Desconozco si Kent Follett se ha inspirado en Maurice Druon para escribir su también trilogía sobre los cambios sociales ocurridos en Europa durante la primera mitad del siglo XX; pero lo que aquí leemos se asemeja a lo narrado en los dos libros hasta ahora publicados por el escritor británico.

Maurice Druon (París 1918 – 2009).

Sobrino del escritor Joseph Kessel, junto con el que escribió el Canto de los Partisanos (Chant des Partisans), que, con música compuesta por Anna Marly, fue utilizado como himno por la Resistencia Francesa durante la Segunda Guerra Mundial. Pasó su infancia en Normandía y realizó sus estudios secundarios en el Liceo Michelet. Comenzó a publicar a la edad de dieciocho años en revistas y periódicos literarios mientras cursaba la carrera de Ciencias Políticas (1937 -1939).

En 1940 luchó contra las tropas del III Reich y tras la caída de Francia escapó a Londres. Allí se sumó a la Francia Libre de De Gaulle. A partir de 1946 se consagró a su carrera literaria y recibió en 1948 el Premio Goncourt por su novela Las Grandes Familias, la primera parte de la trilogía que completaría con La caída de los cuerpos y Cita en el infierno.

El 8 de Diciembre de 1966 fue elegido miembro de la Academia Francesa, sucediendo a Georges Duhamel. Fue Ministro de Cultura en 1973 y 1974, y diputado por París desde 1948 a 1981.

Es también conocido por su serie de novelas históricas tituladas Los Reyes Malditos, publicada entre los años 1955 y 1977.

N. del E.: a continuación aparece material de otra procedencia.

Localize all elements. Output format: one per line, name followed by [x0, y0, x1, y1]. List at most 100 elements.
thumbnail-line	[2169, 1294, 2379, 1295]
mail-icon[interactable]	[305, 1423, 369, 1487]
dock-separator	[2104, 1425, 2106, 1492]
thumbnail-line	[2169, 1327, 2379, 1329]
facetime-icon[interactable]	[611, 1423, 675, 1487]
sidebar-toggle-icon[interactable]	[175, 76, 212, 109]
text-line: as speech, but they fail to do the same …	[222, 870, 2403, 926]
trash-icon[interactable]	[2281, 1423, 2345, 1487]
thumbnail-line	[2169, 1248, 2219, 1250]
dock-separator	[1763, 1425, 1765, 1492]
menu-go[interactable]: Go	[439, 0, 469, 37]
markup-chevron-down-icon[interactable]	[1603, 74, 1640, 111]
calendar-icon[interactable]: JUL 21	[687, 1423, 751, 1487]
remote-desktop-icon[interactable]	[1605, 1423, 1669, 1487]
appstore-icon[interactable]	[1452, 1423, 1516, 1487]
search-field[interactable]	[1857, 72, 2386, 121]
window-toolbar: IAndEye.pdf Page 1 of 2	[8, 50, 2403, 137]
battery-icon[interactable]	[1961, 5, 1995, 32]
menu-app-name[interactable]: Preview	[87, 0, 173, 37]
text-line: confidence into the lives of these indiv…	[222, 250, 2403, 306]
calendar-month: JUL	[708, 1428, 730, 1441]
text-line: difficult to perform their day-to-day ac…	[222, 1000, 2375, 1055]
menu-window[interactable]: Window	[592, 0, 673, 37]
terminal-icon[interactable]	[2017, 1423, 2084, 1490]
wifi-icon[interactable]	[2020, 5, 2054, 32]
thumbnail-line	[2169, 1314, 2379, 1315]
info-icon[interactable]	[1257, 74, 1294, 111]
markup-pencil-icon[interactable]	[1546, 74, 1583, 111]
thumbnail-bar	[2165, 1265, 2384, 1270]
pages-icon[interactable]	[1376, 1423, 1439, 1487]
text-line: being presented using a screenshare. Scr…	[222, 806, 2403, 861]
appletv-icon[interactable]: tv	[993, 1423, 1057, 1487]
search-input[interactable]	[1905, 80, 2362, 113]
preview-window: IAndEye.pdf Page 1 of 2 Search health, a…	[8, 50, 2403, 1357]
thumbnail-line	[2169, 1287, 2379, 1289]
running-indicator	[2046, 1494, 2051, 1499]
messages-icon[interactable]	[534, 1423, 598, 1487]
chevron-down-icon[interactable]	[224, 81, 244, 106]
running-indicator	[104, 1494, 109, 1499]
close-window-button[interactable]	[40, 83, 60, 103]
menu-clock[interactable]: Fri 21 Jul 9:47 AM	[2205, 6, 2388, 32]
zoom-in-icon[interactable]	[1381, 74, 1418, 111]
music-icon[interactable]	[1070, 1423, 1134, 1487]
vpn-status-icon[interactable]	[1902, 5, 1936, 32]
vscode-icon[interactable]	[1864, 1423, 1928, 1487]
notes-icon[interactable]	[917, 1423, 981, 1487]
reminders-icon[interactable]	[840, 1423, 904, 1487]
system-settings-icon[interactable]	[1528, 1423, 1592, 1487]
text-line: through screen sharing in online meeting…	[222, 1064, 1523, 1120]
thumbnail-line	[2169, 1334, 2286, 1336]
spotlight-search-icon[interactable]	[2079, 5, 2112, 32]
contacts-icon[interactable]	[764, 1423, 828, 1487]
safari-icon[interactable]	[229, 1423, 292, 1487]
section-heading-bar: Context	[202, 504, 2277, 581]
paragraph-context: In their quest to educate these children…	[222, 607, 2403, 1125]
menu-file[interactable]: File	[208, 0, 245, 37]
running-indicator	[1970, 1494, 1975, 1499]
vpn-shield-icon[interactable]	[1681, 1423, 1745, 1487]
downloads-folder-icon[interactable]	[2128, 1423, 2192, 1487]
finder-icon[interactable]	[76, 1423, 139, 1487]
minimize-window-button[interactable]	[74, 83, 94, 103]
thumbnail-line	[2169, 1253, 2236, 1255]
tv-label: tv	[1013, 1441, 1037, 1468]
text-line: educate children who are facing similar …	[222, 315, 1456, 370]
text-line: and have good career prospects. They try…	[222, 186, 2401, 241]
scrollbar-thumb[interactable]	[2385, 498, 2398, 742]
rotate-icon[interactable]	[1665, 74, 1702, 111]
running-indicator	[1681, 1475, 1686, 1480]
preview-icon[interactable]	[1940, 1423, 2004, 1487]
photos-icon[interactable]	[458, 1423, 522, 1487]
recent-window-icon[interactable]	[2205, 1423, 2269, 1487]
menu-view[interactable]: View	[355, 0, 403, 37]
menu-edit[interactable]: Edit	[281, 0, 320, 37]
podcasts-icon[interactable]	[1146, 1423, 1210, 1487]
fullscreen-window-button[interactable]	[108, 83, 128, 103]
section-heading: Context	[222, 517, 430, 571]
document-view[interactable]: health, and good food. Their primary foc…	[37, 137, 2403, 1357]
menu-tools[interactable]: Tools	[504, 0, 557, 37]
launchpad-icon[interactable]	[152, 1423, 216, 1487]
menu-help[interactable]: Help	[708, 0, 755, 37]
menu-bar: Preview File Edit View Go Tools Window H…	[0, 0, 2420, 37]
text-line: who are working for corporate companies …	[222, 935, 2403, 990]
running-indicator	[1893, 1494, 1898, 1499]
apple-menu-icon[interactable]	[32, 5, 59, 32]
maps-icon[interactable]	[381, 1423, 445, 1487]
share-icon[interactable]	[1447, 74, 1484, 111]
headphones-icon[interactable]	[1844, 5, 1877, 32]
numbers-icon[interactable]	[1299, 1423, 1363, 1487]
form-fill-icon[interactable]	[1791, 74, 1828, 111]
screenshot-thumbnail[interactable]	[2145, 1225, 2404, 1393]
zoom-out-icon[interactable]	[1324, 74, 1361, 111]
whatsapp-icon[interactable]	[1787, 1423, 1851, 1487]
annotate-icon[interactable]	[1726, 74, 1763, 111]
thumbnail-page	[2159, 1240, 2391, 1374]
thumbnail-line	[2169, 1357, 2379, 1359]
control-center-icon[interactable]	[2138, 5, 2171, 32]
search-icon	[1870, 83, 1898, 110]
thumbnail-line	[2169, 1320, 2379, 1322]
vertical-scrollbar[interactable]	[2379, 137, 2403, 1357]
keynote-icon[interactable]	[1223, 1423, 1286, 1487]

Posted on 18 Setembro, 2013, in Actividades do club, Club Fórum mañás, Libros lidos, Novela social e política and tagged , , . Bookmark the permalink. 1 comentario.

  1. Hemos terminado de leer el libro y quedamos gratamente sorprendidos tanto de su contenido como de la forma en que el autor narra lo que acontece. Tanto ha interesado que algunos de los componentes del club han decidido leer las otras dos obras que componen la trilogía. Un acierto de libro que sin ninguna duda recomendamos.